Risk and Risk Perception

In future work, Kim plans to investigate whether shedding and cleavage by γ-secretase can regulate neuronal cell death and survival. “If that is the case then we might have a molecular basis for selective neurodegeneration of basal forebrain cholinergic neurons in AD,” he said. He also would like to use microarray analysis to identify downstream target genes.

Eighteen months before announcing he had been diagnosed with Alzheimer’s disease, former President Ronald Reagan gave a speech of about 90 minutes in length without a single error.

“He spoke perfectly,” said Relkin, who assessed a videotape of the 1992 speech for signs or symptoms of incipient AD. “When one considers that we’re trying to come to a point in which we can diagnose AD in its presymptomatic stages, or at least predict with reasonable accuracy who is going to develop the disease, performances like that are daunting.”

Relkin also sees it as a lesson that predictive testing should involve more than clinical interviews and observational methods.

The field has moved from diagnosing Alzheimer’s by exclusion to direct diagnosis. In addition, clinicians have begun subcategorizing patients with mild cognitive impairment (MCI) who are believed to have an increased likelihood of developing AD or other forms of dementia in the near future.

Managing Risk Perception

One of these subgroups, AD-like MCI, includes patients whose symptoms are found to have an “AD-like flavor.” It’s estimated that from 5 to 40 percent of them go on to develop AD each year.

Translating this subcategorization into general practice without more specific diagnostic criteria, however, will be problematic. This is where technologies such as genetic testing, proteomic analysis and structural/functional neuroimaging can be used to improve differential diagnosis and presymptomatic detection of AD.

As more information becomes available, managing patients’ risk perception will become important.

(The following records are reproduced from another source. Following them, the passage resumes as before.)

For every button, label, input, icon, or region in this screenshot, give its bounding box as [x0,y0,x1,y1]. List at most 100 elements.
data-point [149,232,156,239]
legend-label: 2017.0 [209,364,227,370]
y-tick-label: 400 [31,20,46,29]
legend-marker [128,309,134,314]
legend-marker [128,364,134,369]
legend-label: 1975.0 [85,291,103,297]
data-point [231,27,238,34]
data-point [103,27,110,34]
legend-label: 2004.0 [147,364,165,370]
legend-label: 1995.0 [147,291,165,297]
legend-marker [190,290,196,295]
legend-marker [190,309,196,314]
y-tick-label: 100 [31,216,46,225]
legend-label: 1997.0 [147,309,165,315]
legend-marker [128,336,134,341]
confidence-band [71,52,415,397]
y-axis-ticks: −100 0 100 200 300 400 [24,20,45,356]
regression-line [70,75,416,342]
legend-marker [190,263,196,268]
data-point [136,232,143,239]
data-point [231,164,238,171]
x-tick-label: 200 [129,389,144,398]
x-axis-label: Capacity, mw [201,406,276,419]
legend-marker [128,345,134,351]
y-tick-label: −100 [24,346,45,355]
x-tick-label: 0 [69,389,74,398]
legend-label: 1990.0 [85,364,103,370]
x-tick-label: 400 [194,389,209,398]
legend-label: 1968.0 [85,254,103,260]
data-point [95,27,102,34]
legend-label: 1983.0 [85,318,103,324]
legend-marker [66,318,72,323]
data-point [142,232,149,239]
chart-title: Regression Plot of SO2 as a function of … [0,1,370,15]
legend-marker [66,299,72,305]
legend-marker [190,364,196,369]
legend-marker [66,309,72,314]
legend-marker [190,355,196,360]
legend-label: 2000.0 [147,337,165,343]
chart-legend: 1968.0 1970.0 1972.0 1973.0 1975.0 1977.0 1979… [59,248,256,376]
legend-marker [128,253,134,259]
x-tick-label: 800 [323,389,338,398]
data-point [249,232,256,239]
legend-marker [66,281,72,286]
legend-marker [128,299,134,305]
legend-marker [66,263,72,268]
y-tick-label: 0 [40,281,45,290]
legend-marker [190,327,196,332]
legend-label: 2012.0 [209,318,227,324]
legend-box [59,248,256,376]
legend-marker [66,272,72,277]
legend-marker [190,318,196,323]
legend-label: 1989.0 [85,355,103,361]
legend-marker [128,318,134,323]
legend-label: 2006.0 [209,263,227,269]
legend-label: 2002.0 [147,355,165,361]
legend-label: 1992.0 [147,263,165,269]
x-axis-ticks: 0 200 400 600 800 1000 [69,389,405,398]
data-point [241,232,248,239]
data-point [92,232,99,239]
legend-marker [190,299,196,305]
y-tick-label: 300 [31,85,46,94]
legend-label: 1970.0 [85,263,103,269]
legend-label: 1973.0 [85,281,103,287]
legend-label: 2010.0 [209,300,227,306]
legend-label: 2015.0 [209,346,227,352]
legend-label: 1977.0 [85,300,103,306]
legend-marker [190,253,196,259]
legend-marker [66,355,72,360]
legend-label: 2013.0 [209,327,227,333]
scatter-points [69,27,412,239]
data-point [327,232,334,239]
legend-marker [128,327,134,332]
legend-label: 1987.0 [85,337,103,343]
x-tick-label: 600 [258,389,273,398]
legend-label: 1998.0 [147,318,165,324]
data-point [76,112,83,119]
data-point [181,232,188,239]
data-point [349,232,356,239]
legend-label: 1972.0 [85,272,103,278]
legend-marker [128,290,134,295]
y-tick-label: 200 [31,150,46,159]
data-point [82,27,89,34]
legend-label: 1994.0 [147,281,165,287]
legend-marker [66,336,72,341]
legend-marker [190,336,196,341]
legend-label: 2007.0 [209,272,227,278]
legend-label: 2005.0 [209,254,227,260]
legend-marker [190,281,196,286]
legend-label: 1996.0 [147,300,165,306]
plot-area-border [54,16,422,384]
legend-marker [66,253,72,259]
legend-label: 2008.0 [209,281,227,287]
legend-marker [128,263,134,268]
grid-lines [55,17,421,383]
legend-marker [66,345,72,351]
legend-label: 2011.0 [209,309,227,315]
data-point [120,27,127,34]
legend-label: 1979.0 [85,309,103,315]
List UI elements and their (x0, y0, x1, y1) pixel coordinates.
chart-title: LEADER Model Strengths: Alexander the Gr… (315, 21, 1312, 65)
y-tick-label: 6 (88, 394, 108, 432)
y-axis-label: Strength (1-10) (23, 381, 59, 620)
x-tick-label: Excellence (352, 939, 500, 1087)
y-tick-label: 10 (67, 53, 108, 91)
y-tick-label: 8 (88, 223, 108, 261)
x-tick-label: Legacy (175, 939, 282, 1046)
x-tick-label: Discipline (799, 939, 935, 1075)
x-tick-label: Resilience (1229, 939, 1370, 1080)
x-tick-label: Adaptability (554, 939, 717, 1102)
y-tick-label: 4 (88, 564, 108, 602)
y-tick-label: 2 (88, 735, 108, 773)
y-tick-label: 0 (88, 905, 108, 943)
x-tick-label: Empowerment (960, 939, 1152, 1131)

The general population is more influenced by their perceptions of risk than by numbers representing the probability they will develop a disease, said Relkin. “Perceptions are altered by life experiences, like caring for patients in the family with the disease, and have a greater impact on how one views one’s risk of AD.”

Results he presented from an ongoing study, called REVEAL (Risk Evaluation and Education for Alzheimer’s Disease), confirm this. People in the survey tended to remember their genotype, that is whether or not they carry the APOE 4 allele associated with an increased risk of AD, more than their numeric lifetime risk estimates.